In our group work for topic four we have worked on a real case scenario by advising a client on the development of a MOOC (we-need-your-help-will-we-get-hired-topic-4).
In the last few weeks, a possibly important aspect of open education has occurred to me out of an ongoing public discussion in Switzerland:
due to the shortage of skilled workers (skilled-worker-shortage-worsens-in-switzerland), there is a discussion in the media and at the political level about the fact that too many academics work part-time and thus give too little back to society (by workforce, taxes) after an expensive, subsidised course of study (die-studenten-vergeuden-ihre-zeit).
I work part time myself and am convinced that it is a necessity these days (especially, if you want to motivate more parents to work while raising a family).

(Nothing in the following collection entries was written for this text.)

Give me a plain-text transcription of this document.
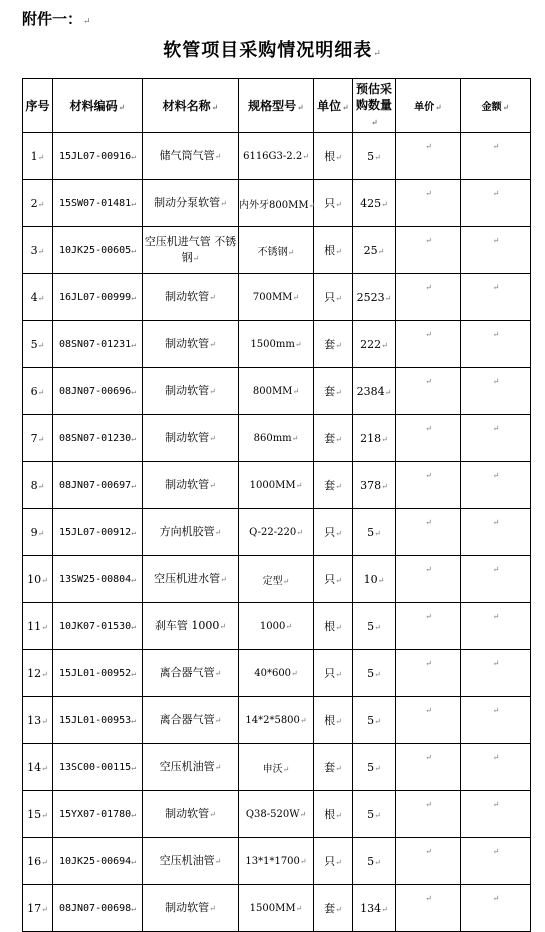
附件一：↵
软管项目采购情况明细表↵
序号	材料编码↵	材料名称↵	规格型号↵	单位↵	预估采购数量↵	单价↵	金额↵
1↵	15JL07-00916↵	储气筒气管↵	6116G3-2.2↵	根↵	5↵	↵	↵
2↵	15SW07-01481↵	制动分泵软管↵	内外牙800MM↵	只↵	425↵	↵	↵
3↵	10JK25-00605↵	空压机进气管 不锈钢↵	不锈钢↵	根↵	25↵	↵	↵
4↵	16JL07-00999↵	制动软管↵	700MM↵	只↵	2523↵	↵	↵
5↵	08SN07-01231↵	制动软管↵	1500mm↵	套↵	222↵	↵	↵
6↵	08JN07-00696↵	制动软管↵	800MM↵	套↵	2384↵	↵	↵
7↵	08SN07-01230↵	制动软管↵	860mm↵	套↵	218↵	↵	↵
8↵	08JN07-00697↵	制动软管↵	1000MM↵	套↵	378↵	↵	↵
9↵	15JL07-00912↵	方向机胶管↵	Q-22-220↵	只↵	5↵	↵	↵
10↵	13SW25-00804↵	空压机进水管↵	定型↵	只↵	10↵	↵	↵
11↵	10JK07-01530↵	刹车管 1000↵	1000↵	根↵	5↵	↵	↵
12↵	15JL01-00952↵	离合器气管↵	40*600↵	只↵	5↵	↵	↵
13↵	15JL01-00953↵	离合器气管↵	14*2*5800↵	根↵	5↵	↵	↵
14↵	13SC00-00115↵	空压机油管↵	申沃↵	套↵	5↵	↵	↵
15↵	15YX07-01780↵	制动软管↵	Q38-520W↵	根↵	5↵	↵	↵
16↵	10JK25-00694↵	空压机油管↵	13*1*1700↵	只↵	5↵	↵	↵
17↵	08JN07-00698↵	制动软管↵	1500MM↵	套↵	134↵	↵	↵
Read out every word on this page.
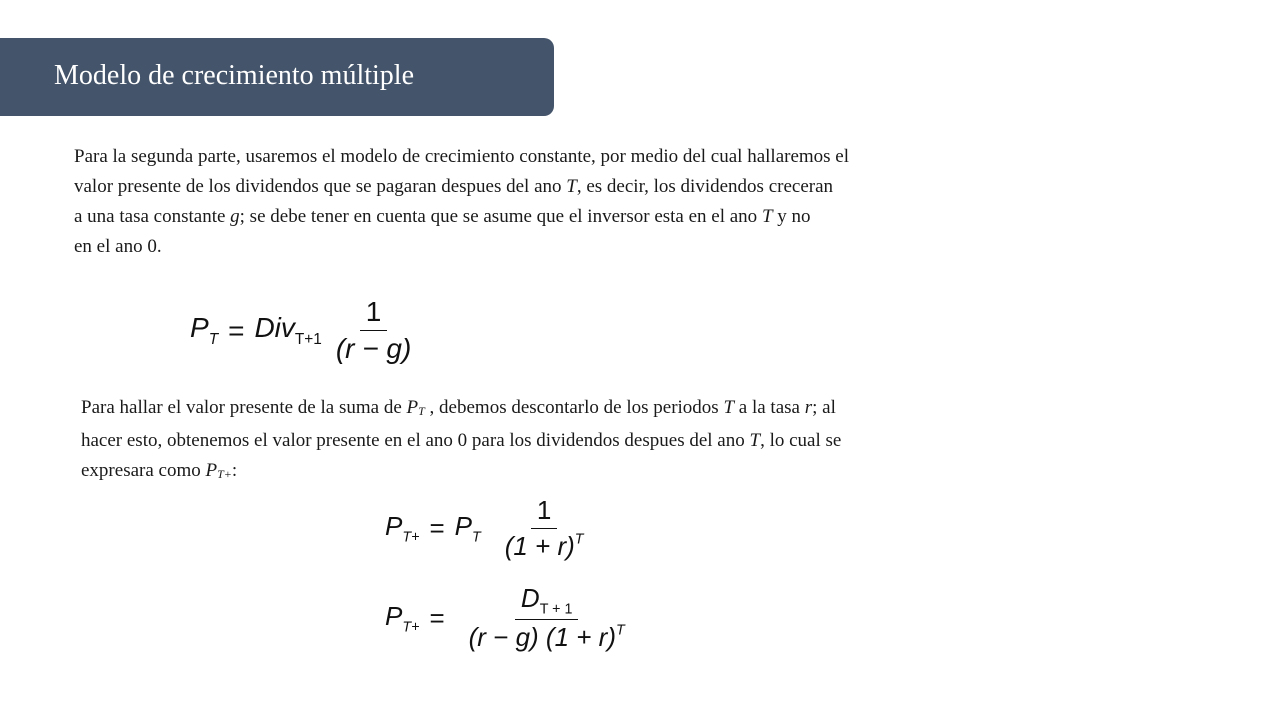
Modelo de crecimiento múltiple
Para la segunda parte, usaremos el modelo de crecimiento constante, por medio del cual hallaremos el
valor presente de los dividendos que se pagaran despues del ano T, es decir, los dividendos creceran
a una tasa constante g; se debe tener en cuenta que se asume que el inversor esta en el ano T y no
en el ano 0.
$P_T = Div_{T+1} \frac{1}{(r - g)}$
Para hallar el valor presente de la suma de PT , debemos descontarlo de los periodos T a la tasa r; al
hacer esto, obtenemos el valor presente en el ano 0 para los dividendos despues del ano T, lo cual se
expresara como PT+:
$P_{T+} = P_T \frac{1}{(1 + r)^T}$
$P_{T+} = \frac{D_{T + 1}}{(r - g) (1 + r)^T}$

Can open (online) education, e.g. with MOOCs be a chance here, when
a) through synergies (reduced development and supervision costs), education costs could be reduced, thus financed with less tax money?
b) more people can benefit from higher education (access for different social classes and minorities)?
Or is it, on the other hand, even less accessible for underprivileged students because of the requirements to participate
(availability of hard- and software, digital literacy, missing supportive social network etc.)?
Is our school system ready to prepare primary school pupils for online higher education?
I am aware that open education is not necessarily cheaper and more accessible, but I think the potential is huge. And this is only one (social and economic) aspect that would speak for increasing open education and eliminating possible obstacles.
What do you think – are there similar experiences in other countries?